Well, that’s my soft-spot. Perhaps it’s better called a blind spot. Because there are a great many Britons who feel that when Travellers move in, it’s time to move out. Their arrival, it’s claimed, coincides with a surge in petty crime, thieving and anti-social behaviour. You can romanticise their lifestyles as long as you like – right up until the moment they park their caravans on the local recreation ground, whereupon the most liberal neighbour succumbs to the urge to shout Not In My Back Yard.

That, in a nutshell, frames the argument about Travellers in Britain, for whom life is about to change. And for that they have Priti Patel to thank… or to curse.

The Home Secretary has added new provisions to the government’s Police and Crime Bill, which will make it much, much harder for Travellers to live a footloose life which annoys the hell out of the settled population.

When it passes into law intentional trespass will become a criminal, not a civil offence. So landowners will no longer have to fight lengthy and expensive court battles to move travellers off their land. Because it will be covered by criminal law.

If Travellers cause damage when they park their caravans on sports fields or car parks, they can face up to three months in prison or a £2,500 fine for not moving on when asked. Police will now be allowed to seize their vehicles.

It will mean that if villagers pull back their curtains one morning and find caravans on their green, they have new rights to complain. Noise, litter, smoke, verbal abuse. These will all now be grounds for the public to ask the police to intervene.

It will mean that if Travellers park their caravans on the road or roadside, they can be removed by police. Officers will be able to act sooner. What constitutes an illegal encampment will change, from half a dozen caravans to two.

Priti Patel said: “No one should have unchecked rights to trespass on other people’s land without their permission – or cause boundless misery to local communities without consequence.”

It’s important to stress this only concerns unauthorised campsites. To put that into context, there are an estimated 23,000 Traveller caravans parked up in Britain, and 85 per cent of THEM are on Authorised sites, which will be unaffected by this legislation.

But for the communities, the farms, the villages, the market towns, the suburbs, even the city centres that have struggled to accommodate new and sometimes unwelcome residents, this new law is transformational.

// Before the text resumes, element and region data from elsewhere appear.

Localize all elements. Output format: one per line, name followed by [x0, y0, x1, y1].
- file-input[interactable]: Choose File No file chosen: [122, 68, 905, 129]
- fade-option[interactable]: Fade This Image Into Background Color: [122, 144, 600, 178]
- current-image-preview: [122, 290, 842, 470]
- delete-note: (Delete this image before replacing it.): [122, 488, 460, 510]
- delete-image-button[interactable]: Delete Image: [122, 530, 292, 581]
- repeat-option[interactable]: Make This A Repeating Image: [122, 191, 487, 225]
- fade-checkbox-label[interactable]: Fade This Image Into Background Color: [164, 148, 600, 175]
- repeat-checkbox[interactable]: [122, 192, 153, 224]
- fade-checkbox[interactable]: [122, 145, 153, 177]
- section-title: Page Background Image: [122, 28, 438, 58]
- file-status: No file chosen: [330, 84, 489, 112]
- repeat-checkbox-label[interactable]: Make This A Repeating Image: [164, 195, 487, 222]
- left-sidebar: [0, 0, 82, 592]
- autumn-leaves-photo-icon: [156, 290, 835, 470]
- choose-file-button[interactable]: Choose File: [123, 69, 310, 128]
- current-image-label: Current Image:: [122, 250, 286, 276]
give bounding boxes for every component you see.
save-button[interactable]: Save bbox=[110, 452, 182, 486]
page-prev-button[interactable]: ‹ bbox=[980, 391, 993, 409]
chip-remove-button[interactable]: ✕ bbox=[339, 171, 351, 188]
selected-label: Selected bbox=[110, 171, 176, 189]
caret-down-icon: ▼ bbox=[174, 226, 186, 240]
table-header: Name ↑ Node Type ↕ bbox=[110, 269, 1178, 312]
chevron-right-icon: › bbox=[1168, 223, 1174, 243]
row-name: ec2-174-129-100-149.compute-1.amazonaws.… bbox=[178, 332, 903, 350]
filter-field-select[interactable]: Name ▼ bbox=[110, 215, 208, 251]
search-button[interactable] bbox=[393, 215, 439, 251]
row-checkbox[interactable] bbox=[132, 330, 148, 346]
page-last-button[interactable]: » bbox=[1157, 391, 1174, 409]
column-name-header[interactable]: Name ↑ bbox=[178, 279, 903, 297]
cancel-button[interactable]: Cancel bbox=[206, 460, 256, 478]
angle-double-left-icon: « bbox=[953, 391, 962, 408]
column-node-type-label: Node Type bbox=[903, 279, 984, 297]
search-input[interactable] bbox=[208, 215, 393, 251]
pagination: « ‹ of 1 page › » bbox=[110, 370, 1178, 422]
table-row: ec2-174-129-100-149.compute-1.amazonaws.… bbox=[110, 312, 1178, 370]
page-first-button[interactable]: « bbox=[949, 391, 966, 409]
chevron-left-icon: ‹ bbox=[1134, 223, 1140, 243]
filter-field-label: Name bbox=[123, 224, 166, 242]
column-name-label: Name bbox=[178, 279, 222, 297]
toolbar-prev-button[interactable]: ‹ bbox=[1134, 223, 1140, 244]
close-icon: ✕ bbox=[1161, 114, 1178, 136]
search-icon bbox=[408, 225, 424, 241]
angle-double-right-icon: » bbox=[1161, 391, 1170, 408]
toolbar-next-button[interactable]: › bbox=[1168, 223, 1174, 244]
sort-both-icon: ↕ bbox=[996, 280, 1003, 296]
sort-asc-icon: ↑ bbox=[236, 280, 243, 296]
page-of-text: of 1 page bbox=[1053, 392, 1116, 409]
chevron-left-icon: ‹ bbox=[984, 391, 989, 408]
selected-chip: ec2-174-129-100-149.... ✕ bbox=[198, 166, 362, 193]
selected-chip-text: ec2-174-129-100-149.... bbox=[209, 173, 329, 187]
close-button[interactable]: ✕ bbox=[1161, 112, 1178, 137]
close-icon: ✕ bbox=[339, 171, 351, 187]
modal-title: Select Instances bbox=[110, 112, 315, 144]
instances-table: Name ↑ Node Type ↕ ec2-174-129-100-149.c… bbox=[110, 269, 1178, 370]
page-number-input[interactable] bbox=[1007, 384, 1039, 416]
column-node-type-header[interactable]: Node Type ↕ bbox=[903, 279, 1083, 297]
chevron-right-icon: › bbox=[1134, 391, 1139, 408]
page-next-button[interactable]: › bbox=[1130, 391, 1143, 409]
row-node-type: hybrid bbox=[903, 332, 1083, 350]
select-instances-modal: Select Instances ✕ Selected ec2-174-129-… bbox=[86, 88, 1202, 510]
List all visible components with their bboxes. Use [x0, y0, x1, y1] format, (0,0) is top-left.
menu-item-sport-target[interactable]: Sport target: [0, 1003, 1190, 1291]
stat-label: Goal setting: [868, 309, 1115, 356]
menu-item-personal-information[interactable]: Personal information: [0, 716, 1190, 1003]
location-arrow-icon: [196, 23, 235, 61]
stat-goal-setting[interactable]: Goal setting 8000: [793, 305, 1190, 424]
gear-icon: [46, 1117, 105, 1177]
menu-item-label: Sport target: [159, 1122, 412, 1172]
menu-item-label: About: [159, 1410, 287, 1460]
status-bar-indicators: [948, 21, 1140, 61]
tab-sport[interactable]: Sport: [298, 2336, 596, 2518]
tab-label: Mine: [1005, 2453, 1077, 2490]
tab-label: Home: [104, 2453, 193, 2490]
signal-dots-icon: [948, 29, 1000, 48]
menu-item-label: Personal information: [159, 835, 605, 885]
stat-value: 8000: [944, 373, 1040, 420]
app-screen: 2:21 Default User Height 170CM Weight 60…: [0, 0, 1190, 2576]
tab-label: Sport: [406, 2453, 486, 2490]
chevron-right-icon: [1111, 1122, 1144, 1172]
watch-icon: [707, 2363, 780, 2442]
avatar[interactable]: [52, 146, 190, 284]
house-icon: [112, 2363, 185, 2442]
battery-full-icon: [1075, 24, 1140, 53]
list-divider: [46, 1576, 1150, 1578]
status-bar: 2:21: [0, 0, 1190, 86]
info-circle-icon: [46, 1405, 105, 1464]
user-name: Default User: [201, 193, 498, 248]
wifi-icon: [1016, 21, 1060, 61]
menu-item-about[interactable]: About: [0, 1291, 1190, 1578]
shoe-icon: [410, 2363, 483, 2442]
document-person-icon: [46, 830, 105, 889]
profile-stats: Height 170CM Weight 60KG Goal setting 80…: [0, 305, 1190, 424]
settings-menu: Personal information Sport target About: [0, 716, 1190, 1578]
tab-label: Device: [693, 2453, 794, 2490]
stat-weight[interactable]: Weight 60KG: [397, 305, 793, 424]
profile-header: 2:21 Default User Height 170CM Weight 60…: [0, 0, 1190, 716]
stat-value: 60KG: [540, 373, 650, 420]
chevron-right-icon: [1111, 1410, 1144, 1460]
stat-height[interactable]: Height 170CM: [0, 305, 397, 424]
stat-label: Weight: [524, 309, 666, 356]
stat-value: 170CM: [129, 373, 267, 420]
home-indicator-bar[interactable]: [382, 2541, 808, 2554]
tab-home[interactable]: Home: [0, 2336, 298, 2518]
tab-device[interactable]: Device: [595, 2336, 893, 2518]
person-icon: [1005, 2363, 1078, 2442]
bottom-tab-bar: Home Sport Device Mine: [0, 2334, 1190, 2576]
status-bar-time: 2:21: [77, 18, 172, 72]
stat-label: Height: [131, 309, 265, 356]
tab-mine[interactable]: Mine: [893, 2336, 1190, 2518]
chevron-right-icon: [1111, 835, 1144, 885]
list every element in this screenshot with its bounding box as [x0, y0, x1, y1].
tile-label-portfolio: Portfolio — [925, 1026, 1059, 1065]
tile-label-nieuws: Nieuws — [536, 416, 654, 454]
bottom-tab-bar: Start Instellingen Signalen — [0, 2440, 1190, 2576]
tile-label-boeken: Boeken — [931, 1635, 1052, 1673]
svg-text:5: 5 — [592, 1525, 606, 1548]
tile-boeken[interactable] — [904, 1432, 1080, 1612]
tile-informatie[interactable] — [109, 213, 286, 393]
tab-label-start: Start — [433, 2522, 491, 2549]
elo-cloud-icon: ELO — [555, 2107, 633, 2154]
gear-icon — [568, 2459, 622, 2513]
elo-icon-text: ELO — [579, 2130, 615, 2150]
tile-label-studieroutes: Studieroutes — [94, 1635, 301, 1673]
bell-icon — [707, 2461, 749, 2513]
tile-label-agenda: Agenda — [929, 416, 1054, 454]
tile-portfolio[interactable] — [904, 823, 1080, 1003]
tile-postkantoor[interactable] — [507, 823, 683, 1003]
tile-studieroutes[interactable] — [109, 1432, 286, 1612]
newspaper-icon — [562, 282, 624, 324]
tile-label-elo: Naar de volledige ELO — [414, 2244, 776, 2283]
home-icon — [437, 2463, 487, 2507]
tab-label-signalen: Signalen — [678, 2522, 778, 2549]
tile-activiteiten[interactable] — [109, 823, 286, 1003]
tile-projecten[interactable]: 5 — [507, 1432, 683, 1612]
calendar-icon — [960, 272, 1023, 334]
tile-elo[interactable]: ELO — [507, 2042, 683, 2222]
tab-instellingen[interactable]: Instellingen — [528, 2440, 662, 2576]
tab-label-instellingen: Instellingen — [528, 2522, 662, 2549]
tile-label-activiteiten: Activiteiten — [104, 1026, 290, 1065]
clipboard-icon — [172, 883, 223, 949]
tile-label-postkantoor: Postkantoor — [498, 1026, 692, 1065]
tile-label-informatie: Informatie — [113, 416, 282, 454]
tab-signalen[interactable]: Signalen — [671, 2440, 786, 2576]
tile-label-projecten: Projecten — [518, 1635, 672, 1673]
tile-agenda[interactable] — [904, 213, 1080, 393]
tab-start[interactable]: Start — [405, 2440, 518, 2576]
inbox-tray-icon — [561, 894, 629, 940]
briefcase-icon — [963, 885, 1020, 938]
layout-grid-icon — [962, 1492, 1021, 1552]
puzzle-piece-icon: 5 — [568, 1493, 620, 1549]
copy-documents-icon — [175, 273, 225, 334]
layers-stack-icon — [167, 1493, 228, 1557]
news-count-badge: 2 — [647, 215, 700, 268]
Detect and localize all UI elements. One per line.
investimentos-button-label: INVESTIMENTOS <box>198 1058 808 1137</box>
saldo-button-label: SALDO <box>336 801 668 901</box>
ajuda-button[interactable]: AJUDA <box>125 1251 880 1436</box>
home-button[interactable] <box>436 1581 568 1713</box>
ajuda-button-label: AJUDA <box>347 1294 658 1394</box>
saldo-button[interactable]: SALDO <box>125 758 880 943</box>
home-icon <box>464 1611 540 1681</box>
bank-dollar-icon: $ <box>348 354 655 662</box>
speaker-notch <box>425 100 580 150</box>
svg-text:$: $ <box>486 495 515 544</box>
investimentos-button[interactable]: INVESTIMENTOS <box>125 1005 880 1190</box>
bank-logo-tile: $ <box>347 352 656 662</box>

For those people who say Travellers are the victims of lazy stereotyping, that they are penalised for doing nothing more than pursuing an alternative lifestyle, this is a huge setback. And when it comes to some of the new law’s stricter provisions, the campaigners may have grounds to grumble. For example, Travellers could be in trouble if local residents “fear leaving their house to avoid walking past an encampment”. That’s not a high evidential bar.

But when it comes to imposing new legal restraints on Travellers, I suspect a majority of Britons would prefer a law that errs on the side of the draconian. Many have had enough. Enough of seeing their village green turned into a tip, their local football pitch reduced to a dishevelled caravan park. When the history of the Priti Patel Home Office is written, this policy, released without much fanfare, may be one of those that stands out as emblematic of her tenure.